Если таково объяснение факта в этом случае, то оно имеет место и во всех случаях. Если эмоция возникает подобным путем здесь, то и везде она возникает так же. Мы принуждены заключить, что видоизменения эмоции, обнаруживаемые различными нациями, и те высшие эмоции, какими цивилизованный человек отличается от дикаря, должны быть объяснены на основании того же самого принципа. А подобное заключение непременно приведет к предположению, что все эмоции вообще произошли точно так же.
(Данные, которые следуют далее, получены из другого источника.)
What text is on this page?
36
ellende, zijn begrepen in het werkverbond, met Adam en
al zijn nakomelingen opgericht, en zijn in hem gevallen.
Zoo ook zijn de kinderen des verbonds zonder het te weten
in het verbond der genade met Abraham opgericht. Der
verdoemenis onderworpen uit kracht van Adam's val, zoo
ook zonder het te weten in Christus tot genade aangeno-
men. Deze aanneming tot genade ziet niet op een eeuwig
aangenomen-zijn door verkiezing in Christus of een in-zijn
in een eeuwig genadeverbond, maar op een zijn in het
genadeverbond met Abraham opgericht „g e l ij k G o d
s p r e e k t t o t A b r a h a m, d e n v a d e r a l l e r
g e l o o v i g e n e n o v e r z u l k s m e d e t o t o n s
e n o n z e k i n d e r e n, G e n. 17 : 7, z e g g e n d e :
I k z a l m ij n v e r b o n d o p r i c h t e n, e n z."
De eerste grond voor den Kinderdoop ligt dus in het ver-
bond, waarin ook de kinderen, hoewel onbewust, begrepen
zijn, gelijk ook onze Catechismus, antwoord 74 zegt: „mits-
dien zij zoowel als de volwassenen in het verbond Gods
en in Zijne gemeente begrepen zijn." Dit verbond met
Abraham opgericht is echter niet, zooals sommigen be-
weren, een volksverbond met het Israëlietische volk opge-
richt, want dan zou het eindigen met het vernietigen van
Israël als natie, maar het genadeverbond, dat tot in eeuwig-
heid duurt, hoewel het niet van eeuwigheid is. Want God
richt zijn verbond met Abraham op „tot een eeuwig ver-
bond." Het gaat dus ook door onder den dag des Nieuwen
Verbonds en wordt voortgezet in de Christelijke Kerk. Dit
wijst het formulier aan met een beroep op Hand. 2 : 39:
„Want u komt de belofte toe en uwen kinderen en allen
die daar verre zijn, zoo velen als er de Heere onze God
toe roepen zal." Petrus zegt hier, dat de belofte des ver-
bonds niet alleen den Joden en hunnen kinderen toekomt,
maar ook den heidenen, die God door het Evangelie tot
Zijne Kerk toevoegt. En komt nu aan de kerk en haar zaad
Теперь, кажется, достаточно ясно, что мы подразумеваем под исследованиями эмоций через посредство анализа и исследования развития. Наша цель состояла в том, чтобы оправдать положение, что без анализа, способствующего исследованию развития, не может быть истинной естественной истории эмоций и что естественная история эмоций, основанная на внешних признаках, может иметь только временное значение. Мы полагаем, что Бэн, ограничиваясь объяснением эмоций, какие существуют у взрослого цивилизованного человека, оставил без внимания те классы фактов, из которых главным образом и должна быть построена наука об этом предмете. Правда, он говорит о привычках как деятелях, видоизменяющих эмоции в неделимом; но он не указывает того факта, что при условиях, поддерживающих эти привычки в течение нескольких поколений, подобные видоизменения способны накопляться; у него нигде нет намека на то, что видоизменения эмоции, производимые привычкой, суть такие же эмоции в момент развития. Правда, он ссылается иногда на особенности детей, но он не следит систематически за переменами, путем которых детство переходит в возмужалость и которые проливают свет на порядок и генезис эмоций. Справедливо также, что местами м-р Бэн для объяснения своего предмета указывает на национальные свойства, но они стоят у него как изолированные факты, не имеющие общего значения: нигде нет намека на отношение между этими свойствами и обстановкой жизни нации; моральные же контрасты между низшими расами, проливающие столь яркий свет на классификацию, оставлены вовсе без внимания. Справедливо еще и то, что многие отрывки его труда, а иногда и целые отделы посвящены анализу, но анализы Бэна случайны, они не лежат в основе всего плана его и являются просто как нечто вводное. Одним словом, м-р Бэн составил описательную психологию, которая в главных своих идеях не обращалась за помощью к психологии сравнительной и аналитической. Поступая же таким образом, он опустил многое, что должно было бы включить в естественную историю духа; а с другой стороны, та часть предмета, которую он старался обработать, по необходимости получила несовершенную организацию.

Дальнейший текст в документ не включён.